Я ответила не сразу, пораженная.

 

 

— Да, мэм. Откуда она знает?

 

 

— Я так и думала, что ты придешь. Хоть он и велел тебе молчать. Я хорошо знаю тебя, Грейс, — непонятным тоном продолжала Ханна.

 

 

— Я сожалею, мэм. Насчет мисс Эммелин.

 

 

Ханна слегка кивнула, не сводя глаз с дальнего конца кладбища. Я подождала немного, и когда стало ясно, что она не нуждается в обществе, спросила, не нужно ли чего-нибудь принести. Может, чаю? Или книгу?

 

 

Сперва она не ответила, будто не слышала. А потом, словно издалека, проговорила:

 

 

— Ты не знаешь стенографии.

 

 

Это был не вопрос, а утверждение, и я промолчала.

 

 

Позже я поняла, что она имела в виду и при чем тут стенография.

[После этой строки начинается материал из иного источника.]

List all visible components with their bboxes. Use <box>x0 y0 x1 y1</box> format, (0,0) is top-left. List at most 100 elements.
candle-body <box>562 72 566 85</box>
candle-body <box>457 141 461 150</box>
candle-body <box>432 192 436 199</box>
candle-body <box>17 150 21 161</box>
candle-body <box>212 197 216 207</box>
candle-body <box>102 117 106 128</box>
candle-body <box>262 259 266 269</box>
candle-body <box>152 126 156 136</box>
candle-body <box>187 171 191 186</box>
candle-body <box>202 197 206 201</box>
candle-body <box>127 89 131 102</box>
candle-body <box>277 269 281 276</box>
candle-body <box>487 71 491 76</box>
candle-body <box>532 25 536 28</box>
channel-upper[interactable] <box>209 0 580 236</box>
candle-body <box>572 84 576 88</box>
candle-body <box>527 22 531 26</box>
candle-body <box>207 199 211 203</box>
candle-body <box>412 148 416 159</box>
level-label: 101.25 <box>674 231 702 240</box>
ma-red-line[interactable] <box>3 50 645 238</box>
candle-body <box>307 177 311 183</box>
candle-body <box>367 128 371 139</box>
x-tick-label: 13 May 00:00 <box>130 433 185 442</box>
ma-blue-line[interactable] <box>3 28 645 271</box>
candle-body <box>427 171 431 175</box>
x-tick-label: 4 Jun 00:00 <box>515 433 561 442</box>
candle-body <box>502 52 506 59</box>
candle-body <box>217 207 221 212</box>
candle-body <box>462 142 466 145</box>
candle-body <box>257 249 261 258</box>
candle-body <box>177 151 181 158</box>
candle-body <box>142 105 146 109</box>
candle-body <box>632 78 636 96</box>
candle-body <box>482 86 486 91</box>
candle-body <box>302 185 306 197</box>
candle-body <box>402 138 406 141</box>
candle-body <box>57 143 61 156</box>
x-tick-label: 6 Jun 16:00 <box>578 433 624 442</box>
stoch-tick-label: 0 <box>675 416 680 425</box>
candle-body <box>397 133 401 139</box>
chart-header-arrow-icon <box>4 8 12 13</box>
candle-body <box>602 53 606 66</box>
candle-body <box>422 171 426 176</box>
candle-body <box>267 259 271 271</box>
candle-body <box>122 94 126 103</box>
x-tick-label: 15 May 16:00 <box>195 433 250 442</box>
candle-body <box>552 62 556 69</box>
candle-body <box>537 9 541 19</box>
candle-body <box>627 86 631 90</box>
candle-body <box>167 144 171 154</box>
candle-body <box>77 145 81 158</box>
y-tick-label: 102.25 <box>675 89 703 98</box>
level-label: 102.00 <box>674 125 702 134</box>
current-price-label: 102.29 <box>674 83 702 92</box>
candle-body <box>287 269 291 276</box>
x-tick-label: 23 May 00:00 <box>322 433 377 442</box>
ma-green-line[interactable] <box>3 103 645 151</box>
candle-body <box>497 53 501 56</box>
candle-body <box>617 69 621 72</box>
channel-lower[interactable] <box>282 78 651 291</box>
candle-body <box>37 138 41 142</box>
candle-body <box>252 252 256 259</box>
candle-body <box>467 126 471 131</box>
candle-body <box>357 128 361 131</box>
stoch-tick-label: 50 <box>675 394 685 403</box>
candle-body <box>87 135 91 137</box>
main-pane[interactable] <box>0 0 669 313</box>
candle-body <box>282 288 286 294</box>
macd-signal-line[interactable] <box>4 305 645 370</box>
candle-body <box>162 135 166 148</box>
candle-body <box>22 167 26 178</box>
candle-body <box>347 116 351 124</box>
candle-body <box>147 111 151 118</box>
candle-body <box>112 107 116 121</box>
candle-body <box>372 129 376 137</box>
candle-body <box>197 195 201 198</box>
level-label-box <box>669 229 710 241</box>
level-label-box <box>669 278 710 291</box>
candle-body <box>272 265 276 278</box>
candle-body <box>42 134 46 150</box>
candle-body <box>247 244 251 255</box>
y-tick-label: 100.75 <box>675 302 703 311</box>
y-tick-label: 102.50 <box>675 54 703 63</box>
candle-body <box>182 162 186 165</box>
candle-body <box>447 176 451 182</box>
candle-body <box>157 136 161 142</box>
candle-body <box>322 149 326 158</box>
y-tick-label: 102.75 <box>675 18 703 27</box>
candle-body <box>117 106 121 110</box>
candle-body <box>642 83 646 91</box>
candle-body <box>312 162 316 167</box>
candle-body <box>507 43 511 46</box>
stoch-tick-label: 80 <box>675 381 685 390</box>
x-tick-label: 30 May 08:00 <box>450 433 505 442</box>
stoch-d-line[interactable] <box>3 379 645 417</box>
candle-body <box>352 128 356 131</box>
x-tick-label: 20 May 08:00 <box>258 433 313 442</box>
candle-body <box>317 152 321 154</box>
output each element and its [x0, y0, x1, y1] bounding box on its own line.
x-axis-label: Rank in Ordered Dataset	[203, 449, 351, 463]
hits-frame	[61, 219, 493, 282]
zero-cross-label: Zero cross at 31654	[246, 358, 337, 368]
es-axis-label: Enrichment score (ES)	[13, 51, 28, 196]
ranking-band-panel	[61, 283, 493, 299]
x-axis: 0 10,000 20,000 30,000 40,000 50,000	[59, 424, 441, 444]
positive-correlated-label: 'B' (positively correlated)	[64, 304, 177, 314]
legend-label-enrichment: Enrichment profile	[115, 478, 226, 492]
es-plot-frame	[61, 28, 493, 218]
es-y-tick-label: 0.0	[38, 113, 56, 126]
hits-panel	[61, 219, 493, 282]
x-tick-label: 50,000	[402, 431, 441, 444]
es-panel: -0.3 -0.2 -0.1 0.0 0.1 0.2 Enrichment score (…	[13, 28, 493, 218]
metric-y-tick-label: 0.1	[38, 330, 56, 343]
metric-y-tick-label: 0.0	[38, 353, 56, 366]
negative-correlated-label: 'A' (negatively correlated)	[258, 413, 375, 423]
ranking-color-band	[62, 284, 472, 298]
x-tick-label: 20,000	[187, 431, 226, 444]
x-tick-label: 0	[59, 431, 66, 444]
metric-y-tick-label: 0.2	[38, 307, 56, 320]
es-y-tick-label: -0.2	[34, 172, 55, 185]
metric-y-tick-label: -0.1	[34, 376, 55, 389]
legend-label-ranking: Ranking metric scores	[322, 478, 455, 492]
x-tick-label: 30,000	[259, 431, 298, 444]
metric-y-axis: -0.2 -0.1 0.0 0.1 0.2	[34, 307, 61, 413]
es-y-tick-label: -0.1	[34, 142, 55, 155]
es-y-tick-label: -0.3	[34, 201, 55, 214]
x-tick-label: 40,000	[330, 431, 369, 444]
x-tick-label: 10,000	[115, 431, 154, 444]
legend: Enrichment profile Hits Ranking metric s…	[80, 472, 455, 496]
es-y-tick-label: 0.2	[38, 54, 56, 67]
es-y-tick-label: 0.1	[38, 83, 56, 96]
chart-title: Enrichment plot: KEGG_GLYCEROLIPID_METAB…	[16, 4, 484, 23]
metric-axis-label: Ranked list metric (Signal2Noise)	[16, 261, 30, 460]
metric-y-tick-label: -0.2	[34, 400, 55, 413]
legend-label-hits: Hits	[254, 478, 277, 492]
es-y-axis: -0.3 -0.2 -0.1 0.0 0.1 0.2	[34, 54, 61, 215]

Через много-много лет. Но в то утро я и понятия не имела, к чему привела моя невинная ложь.

 

 

Ханна слегка вздрогнула, подтянула повыше длинные ноги. По-прежнему не глядя на меня, сказала:

 

 

— Ты можешь идти, Грейс.

 

 

В ее голосе звучала непривычная холодность. У меня закололо в глазах.

 

 

Говорить больше было не о чем. Я кивнула и вышла, даже не представляя в тот момент, что это — наш последний разговор.

* * *

 

 

Берил ведет нас в комнату, которая когда-то принадлежала Ханне. А вдруг я не заставлю себя войти? Нет, ничего — комната теперь совсем другая. Ее перекрасили, поставили новую мебель. В стиле викторианской эпохи, такой никогда не было в Ривертоне. Ребенок Ханны родился вовсе не на этой кровати.

 

 

Считалось, что Ханну убили роды. Как появление Эммелин убило когда-то их мать. Как неожиданно, говорили все, покачивая головами. Как трагично. Но я-то знала. Объяснение, конечно, удобное. И даже правдивое — роды оказались нелегкими — только на самом деле у Ханны просто не осталось воли к жизни. Трагедия на озере, смерть Робби, а за ним и Эммелин, убили ее задолго до того, как ребенок застрял в родовых путях.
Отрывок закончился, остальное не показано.